Adam Mosseri, directeur d'Instagram, a fait valoir qu'un flux principal qui trie les publications uniquement par heure fonctionne moins bien pour l'utilisateur moyen. Selon la déclaration citée par The Guardian, lors des tests de l'entreprise, le temps et les interactions passés dans l'application par les utilisateurs qui sont passés à l'ordre chronologique ont diminué d'environ la moitié. Mosseri affirme que sans l'algorithme, le flux serait rempli de publications fréquentes de marques et d'éditeurs, tandis que les publications moins fréquentes d'amis seraient facilement laissées de côté. La déclaration a été faite lors de discussions en Australie sur l’obligation pour les plateformes sociales d’offrir des options sans algorithme. Ce débat ramène les préférences par défaut des plateformes au centre de l'agenda.
L'argument de Mosseri remet en question l'idée selon laquelle le flux chronologique est une liste neutre. Les comptes qui partagent beaucoup occupent naturellement plus de place dans la chronologie. En revanche, le système de recommandation d'Instagram met en avant le contenu qu'il juge plus pertinent en examinant le comportement passé de l'utilisateur. Cependant, cette approche élargit également le débat sur la transparence sur le contenu affiché par la plateforme et pourquoi.

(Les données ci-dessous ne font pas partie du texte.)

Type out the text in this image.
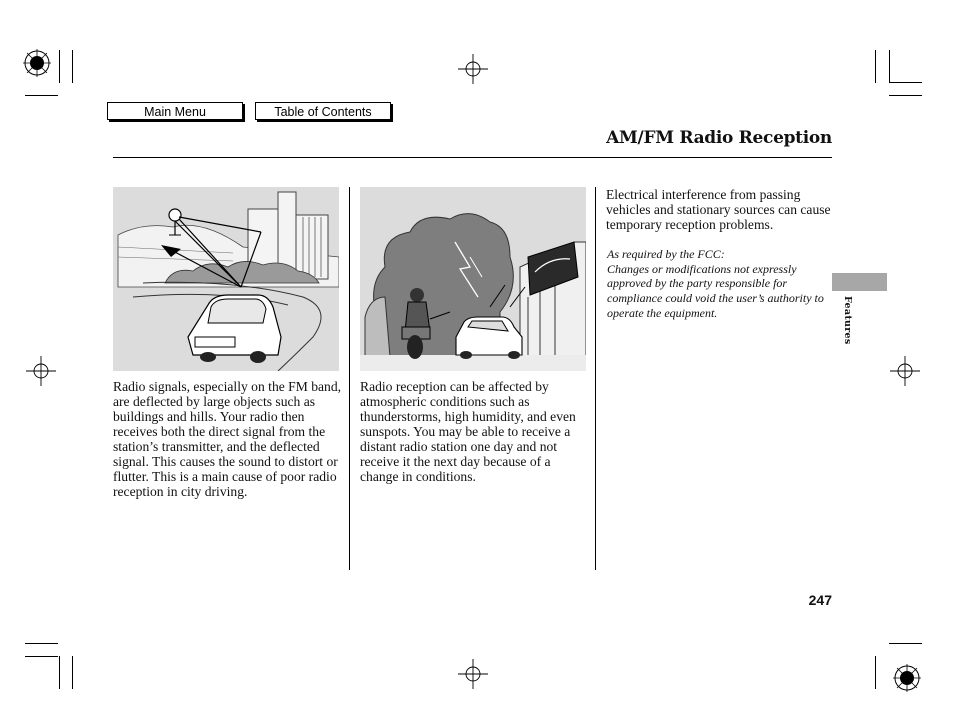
Main Menu	Table of Contents
AM/FM Radio Reception
Radio signals, especially on the FM band, are deflected by large objects such as buildings and hills. Your radio then receives both the direct signal from the station’s transmitter, and the deflected signal. This causes the sound to distort or flutter. This is a main cause of poor radio reception in city driving.
Radio reception can be affected by atmospheric conditions such as thunderstorms, high humidity, and even sunspots. You may be able to receive a distant radio station one day and not receive it the next day because of a change in conditions.
Electrical interference from passing vehicles and stationary sources can cause temporary reception problems.
As required by the FCC:
Changes or modifications not expressly approved by the party responsible for compliance could void the user’s authority to operate the equipment.	Features
247
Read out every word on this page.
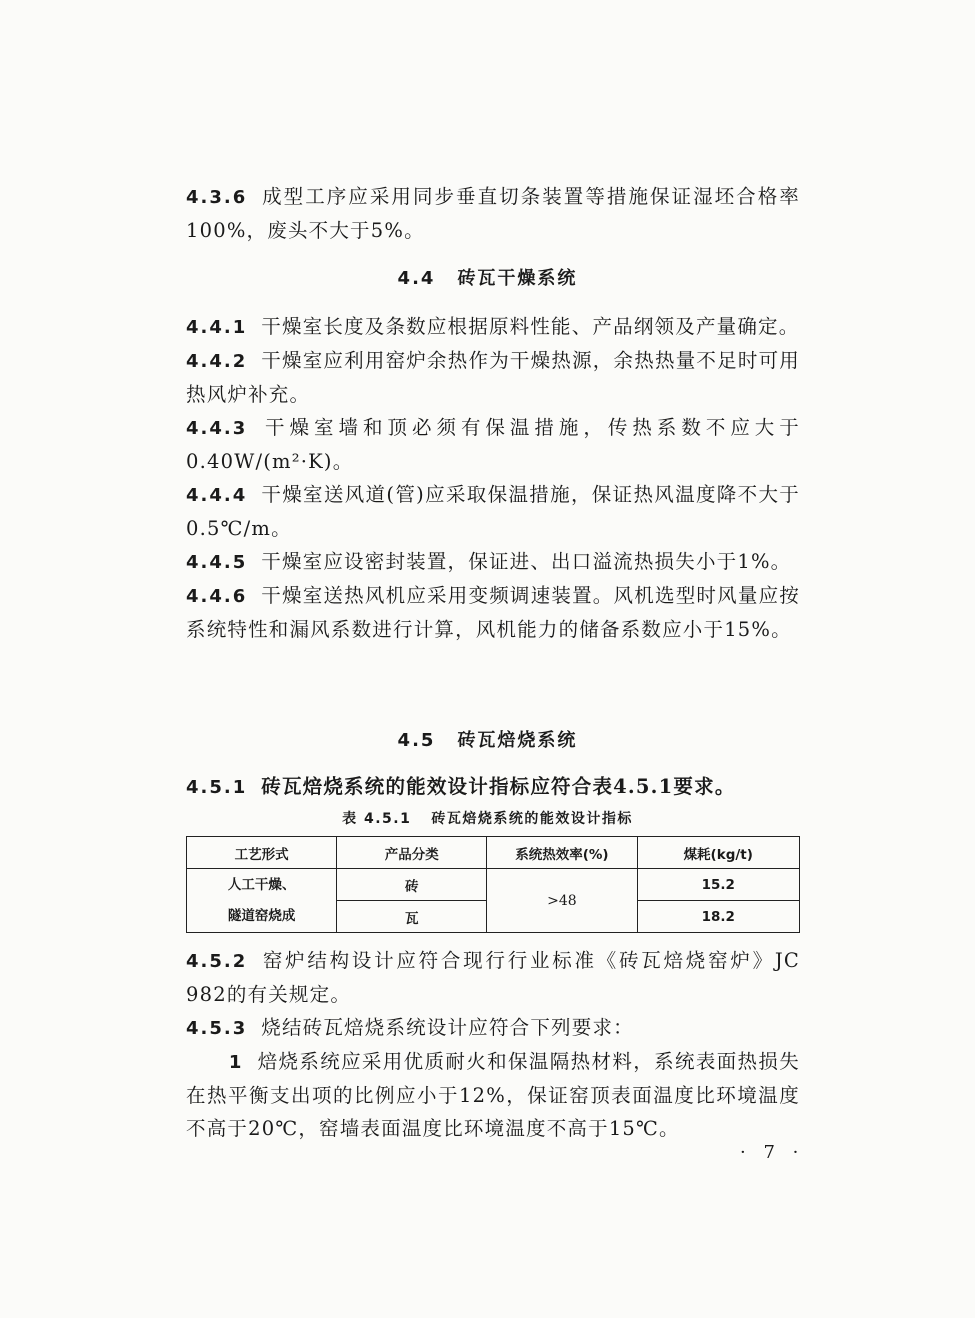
4.3.6 成型工序应采用同步垂直切条装置等措施保证湿坯合格率100%，废头不大于5%。

4.4 砖瓦干燥系统

4.4.1 干燥室长度及条数应根据原料性能、产品纲领及产量确定。

4.4.2 干燥室应利用窑炉余热作为干燥热源，余热热量不足时可用热风炉补充。

4.4.3 干燥室墙和顶必须有保温措施，传热系数不应大于0.40W/(m²·K)。

4.4.4 干燥室送风道(管)应采取保温措施，保证热风温度降不大于0.5℃/m。

4.4.5 干燥室应设密封装置，保证进、出口溢流热损失小于1%。

4.4.6 干燥室送热风机应采用变频调速装置。风机选型时风量应按系统特性和漏风系数进行计算，风机能力的储备系数应小于15%。

4.5 砖瓦焙烧系统

4.5.1 砖瓦焙烧系统的能效设计指标应符合表4.5.1要求。

表 4.5.1 砖瓦焙烧系统的能效设计指标
工艺形式	产品分类	系统热效率(%)	煤耗(kg/t)

人工干燥、
隧道窑烧成	砖	>48	15.2
	瓦		18.2

4.5.2 窑炉结构设计应符合现行行业标准《砖瓦焙烧窑炉》JC 982的有关规定。

4.5.3 烧结砖瓦焙烧系统设计应符合下列要求：

1 焙烧系统应采用优质耐火和保温隔热材料，系统表面热损失在热平衡支出项的比例应小于12%，保证窑顶表面温度比环境温度不高于20℃，窑墙表面温度比环境温度不高于15℃。

· 7 ·
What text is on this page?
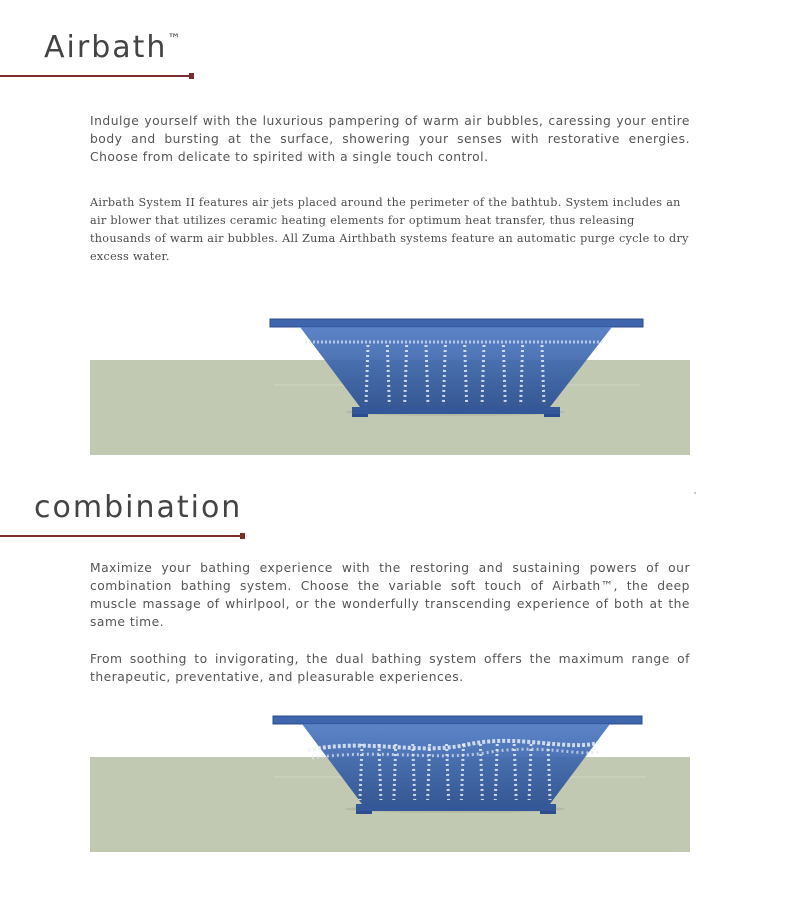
Airbath™

Indulge yourself with the luxurious pampering of warm air bubbles, caressing your entire body and bursting at the surface, showering your senses with restorative energies. Choose from delicate to spirited with a single touch control.

Airbath System II features air jets placed around the perimeter of the bathtub. System includes an air blower that utilizes ceramic heating elements for optimum heat transfer, thus releasing thousands of warm air bubbles. All Zuma Airthbath systems feature an automatic purge cycle to dry excess water.

combination

Maximize your bathing experience with the restoring and sustaining powers of our combination bathing system. Choose the variable soft touch of Airbath™, the deep muscle massage of whirlpool, or the wonderfully transcending experience of both at the same time.

From soothing to invigorating, the dual bathing system offers the maximum range of therapeutic, preventative, and pleasurable experiences.
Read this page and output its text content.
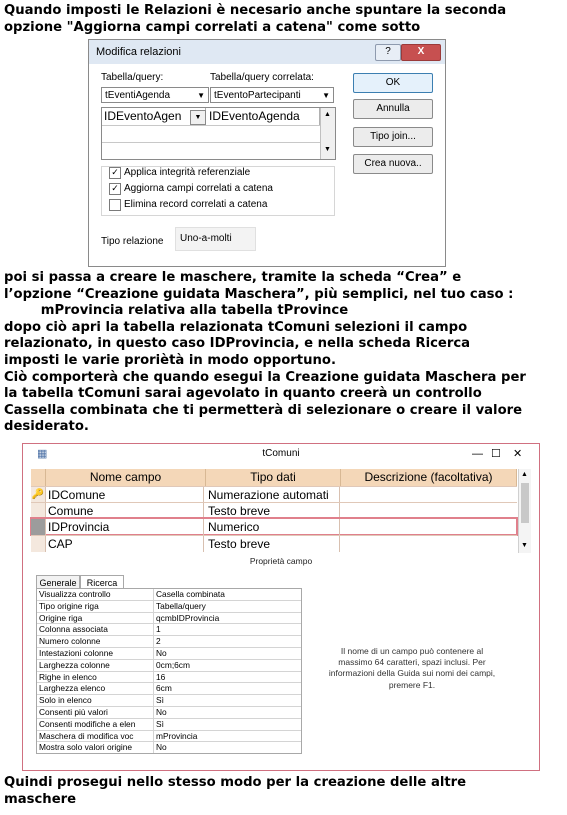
Quando imposti le Relazioni è necesario anche spuntare la seconda
opzione "Aggiorna campi correlati a catena" come sotto
Modifica relazioni	?	X
Tabella/query:	Tabella/query correlata:
tEventiAgenda	▼ tEventoPartecipanti	▼
IDEventoAgen	▼ IDEventoAgenda	▲
▼
✓ Applica integrità referenziale
✓ Aggiorna campi correlati a catena
Elimina record correlati a catena
OK
Annulla
Tipo join...
Crea nuova..
Tipo relazione	Uno-a-molti
poi si passa a creare le maschere, tramite la scheda “Crea” e
l’opzione “Creazione guidata Maschera”, più semplici, nel tuo caso :
mProvincia relativa alla tabella tProvince
dopo ciò apri la tabella relazionata tComuni selezioni il campo
relazionato, in questo caso IDProvincia, e nella scheda Ricerca
imposti le varie proriètà in modo opportuno.
Ciò comporterà che quando esegui la Creazione guidata Maschera per
la tabella tComuni sarai agevolato in quanto creerà un controllo
Cassella combinata che ti permetterà di selezionare o creare il valore
desiderato.
tComuni
▦	— ☐ ✕
Nome campo	Tipo dati	Descrizione (facoltativa)
🔑 IDComune	Numerazione automati
Comune	Testo breve
IDProvincia	Numerico
CAP	Testo breve
▲
▼
Proprietà campo
Generale	Ricerca
Visualizza controllo	Casella combinata
Tipo origine riga	Tabella/query
Origine riga	qcmbIDProvincia
Colonna associata	1
Numero colonne	2
Intestazioni colonne	No
Larghezza colonne	0cm;6cm
Righe in elenco	16
Larghezza elenco	6cm
Solo in elenco	Sì
Consenti più valori	No
Consenti modifiche a elen	Sì
Maschera di modifica voc	mProvincia
Mostra solo valori origine	No
Il nome di un campo può contenere al massimo 64 caratteri, spazi inclusi. Per informazioni della Guida sui nomi dei campi, premere F1.
Quindi prosegui nello stesso modo per la creazione delle altre
maschere
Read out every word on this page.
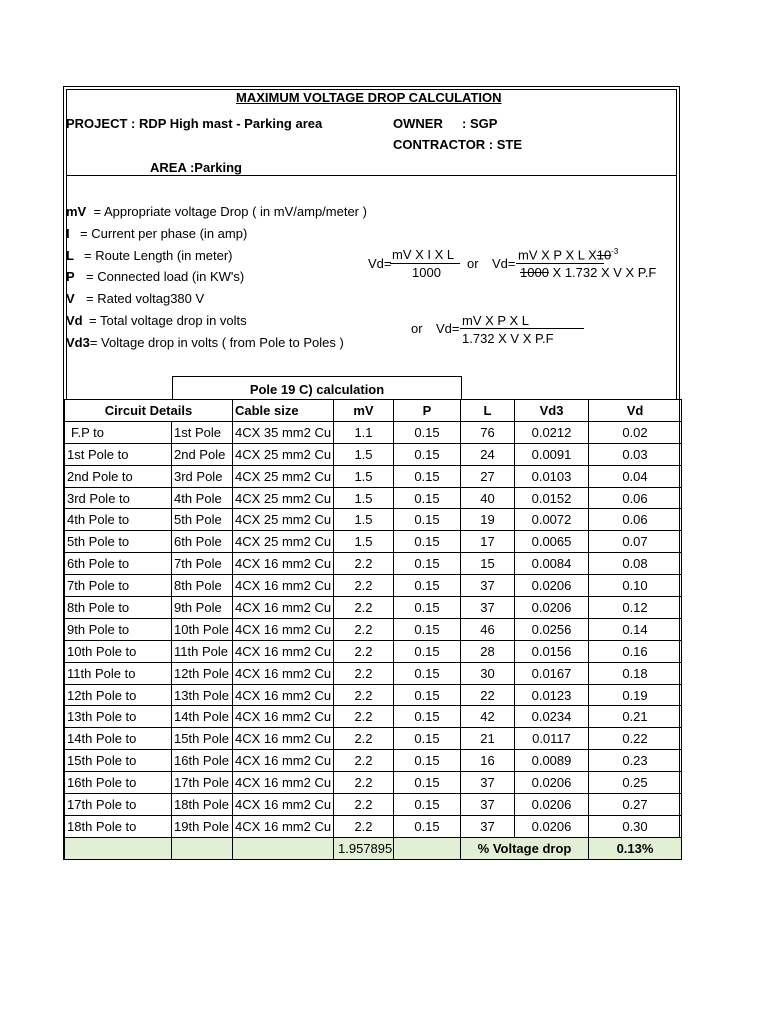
MAXIMUM VOLTAGE DROP CALCULATION
PROJECT : RDP High mast - Parking area	OWNER : SGP
CONTRACTOR : STE
AREA :Parking
mV = Appropriate voltage Drop ( in mV/amp/meter )
I = Current per phase (in amp)
L = Route Length (in meter)
P = Connected load (in KW's)
V = Rated voltag380 V
Vd = Total voltage drop in volts
Vd3= Voltage drop in volts ( from Pole to Poles )
Vd=
mV X I X L
1000
or Vd=
mV X P X L $X10^{-3}$
1000 X 1.732 X V X P.F
or Vd=
mV X P X L
1.732 X V X P.F
Pole 19 C) calculation
Circuit Details		Cable size	mV	P	L	Vd3	Vd
F.P to	1st Pole	4CX 35 mm2 Cu	1.1	0.15	76	0.0212	0.02
1st Pole to	2nd Pole	4CX 25 mm2 Cu	1.5	0.15	24	0.0091	0.03
2nd Pole to	3rd Pole	4CX 25 mm2 Cu	1.5	0.15	27	0.0103	0.04
3rd Pole to	4th Pole	4CX 25 mm2 Cu	1.5	0.15	40	0.0152	0.06
4th Pole to	5th Pole	4CX 25 mm2 Cu	1.5	0.15	19	0.0072	0.06
5th Pole to	6th Pole	4CX 25 mm2 Cu	1.5	0.15	17	0.0065	0.07
6th Pole to	7th Pole	4CX 16 mm2 Cu	2.2	0.15	15	0.0084	0.08
7th Pole to	8th Pole	4CX 16 mm2 Cu	2.2	0.15	37	0.0206	0.10
8th Pole to	9th Pole	4CX 16 mm2 Cu	2.2	0.15	37	0.0206	0.12
9th Pole to	10th Pole	4CX 16 mm2 Cu	2.2	0.15	46	0.0256	0.14
10th Pole to	11th Pole	4CX 16 mm2 Cu	2.2	0.15	28	0.0156	0.16
11th Pole to	12th Pole	4CX 16 mm2 Cu	2.2	0.15	30	0.0167	0.18
12th Pole to	13th Pole	4CX 16 mm2 Cu	2.2	0.15	22	0.0123	0.19
13th Pole to	14th Pole	4CX 16 mm2 Cu	2.2	0.15	42	0.0234	0.21
14th Pole to	15th Pole	4CX 16 mm2 Cu	2.2	0.15	21	0.0117	0.22
15th Pole to	16th Pole	4CX 16 mm2 Cu	2.2	0.15	16	0.0089	0.23
16th Pole to	17th Pole	4CX 16 mm2 Cu	2.2	0.15	37	0.0206	0.25
17th Pole to	18th Pole	4CX 16 mm2 Cu	2.2	0.15	37	0.0206	0.27
18th Pole to	19th Pole	4CX 16 mm2 Cu	2.2	0.15	37	0.0206	0.30
			1.957895		% Voltage drop		0.13%
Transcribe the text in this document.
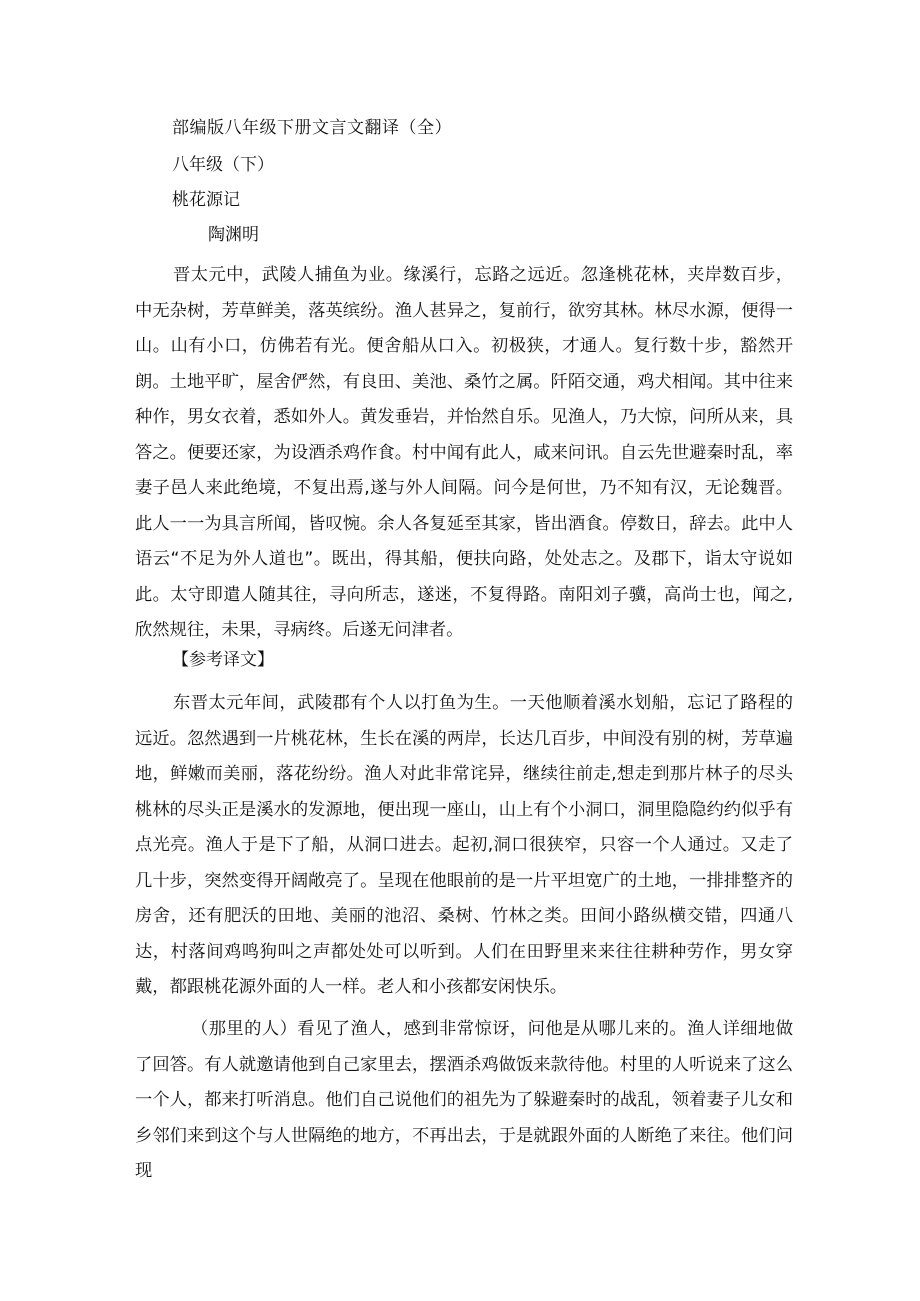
部编版八年级下册文言文翻译（全）
八年级（下）
桃花源记

陶渊明

晋太元中，武陵人捕鱼为业。缘溪行，忘路之远近。忽逢桃花林，夹岸数百步，中无杂树，芳草鲜美，落英缤纷。渔人甚异之，复前行，欲穷其林。林尽水源，便得一山。山有小口，仿佛若有光。便舍船从口入。初极狭，才通人。复行数十步，豁然开朗。土地平旷，屋舍俨然，有良田、美池、桑竹之属。阡陌交通，鸡犬相闻。其中往来种作，男女衣着，悉如外人。黄发垂岩，并怡然自乐。见渔人，乃大惊，问所从来，具答之。便要还家，为设酒杀鸡作食。村中闻有此人，咸来问讯。自云先世避秦时乱，率妻子邑人来此绝境，不复出焉,遂与外人间隔。问今是何世，乃不知有汉，无论魏晋。此人一一为具言所闻，皆叹惋。余人各复延至其家，皆出酒食。停数日，辞去。此中人语云“不足为外人道也”。既出，得其船，便扶向路，处处志之。及郡下，诣太守说如此。太守即遣人随其往，寻向所志，遂迷，不复得路。南阳刘子骥，高尚士也，闻之,欣然规往，未果，寻病终。后遂无问津者。

【参考译文】

东晋太元年间，武陵郡有个人以打鱼为生。一天他顺着溪水划船，忘记了路程的远近。忽然遇到一片桃花林，生长在溪的两岸，长达几百步，中间没有别的树，芳草遍地，鲜嫩而美丽，落花纷纷。渔人对此非常诧异，继续往前走,想走到那片林子的尽头桃林的尽头正是溪水的发源地，便出现一座山，山上有个小洞口，洞里隐隐约约似乎有点光亮。渔人于是下了船，从洞口进去。起初,洞口很狭窄，只容一个人通过。又走了几十步，突然变得开阔敞亮了。呈现在他眼前的是一片平坦宽广的土地，一排排整齐的房舍，还有肥沃的田地、美丽的池沼、桑树、竹林之类。田间小路纵横交错，四通八达，村落间鸡鸣狗叫之声都处处可以听到。人们在田野里来来往往耕种劳作，男女穿戴，都跟桃花源外面的人一样。老人和小孩都安闲快乐。

（那里的人）看见了渔人，感到非常惊讶，问他是从哪儿来的。渔人详细地做了回答。有人就邀请他到自己家里去，摆酒杀鸡做饭来款待他。村里的人听说来了这么一个人，都来打听消息。他们自己说他们的祖先为了躲避秦时的战乱，领着妻子儿女和乡邻们来到这个与人世隔绝的地方，不再出去，于是就跟外面的人断绝了来往。他们问现
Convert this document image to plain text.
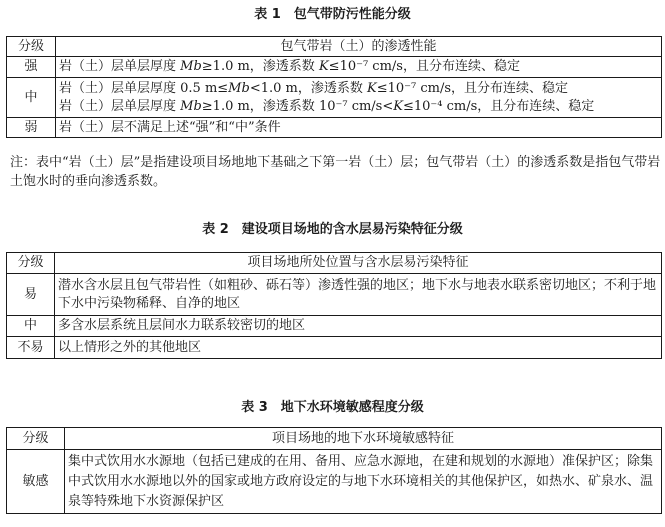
表 1　包气带防污性能分级
分级	包气带岩（土）的渗透性能
强	岩（土）层单层厚度 Mb≥1.0 m，渗透系数 K≤10⁻⁷ cm/s，且分布连续、稳定
中	岩（土）层单层厚度 0.5 m≤Mb<1.0 m，渗透系数 K≤10⁻⁷ cm/s，且分布连续、稳定
岩（土）层单层厚度 Mb≥1.0 m，渗透系数 10⁻⁷ cm/s<K≤10⁻⁴ cm/s，且分布连续、稳定

弱	岩（土）层不满足上述“强”和“中”条件
注：表中“岩（土）层”是指建设项目场地地下基础之下第一岩（土）层；包气带岩（土）的渗透系数是指包气带岩土饱水时的垂向渗透系数。
表 2　建设项目场地的含水层易污染特征分级
分级	项目场地所处位置与含水层易污染特征
易	潜水含水层且包气带岩性（如粗砂、砾石等）渗透性强的地区；地下水与地表水联系密切地区；不利于地下水中污染物稀释、自净的地区
中	多含水层系统且层间水力联系较密切的地区
不易	以上情形之外的其他地区
表 3　地下水环境敏感程度分级
分级	项目场地的地下水环境敏感特征
敏感	集中式饮用水水源地（包括已建成的在用、备用、应急水源地，在建和规划的水源地）准保护区；除集中式饮用水水源地以外的国家或地方政府设定的与地下水环境相关的其他保护区，如热水、矿泉水、温泉等特殊地下水资源保护区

Instagram offre déjà à ses utilisateurs en Australie la possibilité de voir les comptes suivis par ordre chronologique. Cependant, l’entreprise admet que cette option est peu connue. L'utilisateur peut appuyer sur le nom Instagram en haut du flux et sélectionner la vue « Suivant ». Cette vue réduit les comptes suggérés, mais l'ordre par défaut peut être inversé à la réouverture de l'application.
Le temps d’utilisation mesuré par l’entreprise n’est pas la même chose que la satisfaction des utilisateurs. Une session plus courte peut également indiquer que le flux chronologique parvient plus rapidement à la publication recherchée. D’un autre côté, moins de likes, de commentaires et de temps de visionnage signifient une perte directe en termes de revenus publicitaires d’Instagram. Les régulateurs examinent donc séparément la différence entre l’intérêt commercial de la plateforme et le droit de choix de l’utilisateur.
L’option sans algorithme existe déjà, mais est peu utilisée
Les partisans du classement algorithmique soulignent qu’il n’est pas pratique pour quelqu’un qui suit des centaines de comptes de voir toutes les publications. Le système réduit cette intensité et prépare une sélection basée sur les amis proches, les intérêts et le comportement actuel. Les critiques affirment cependant que le même système peut trop insister sur les contenus controversés ou répétitifs qui retiennent les utilisateurs plus longtemps.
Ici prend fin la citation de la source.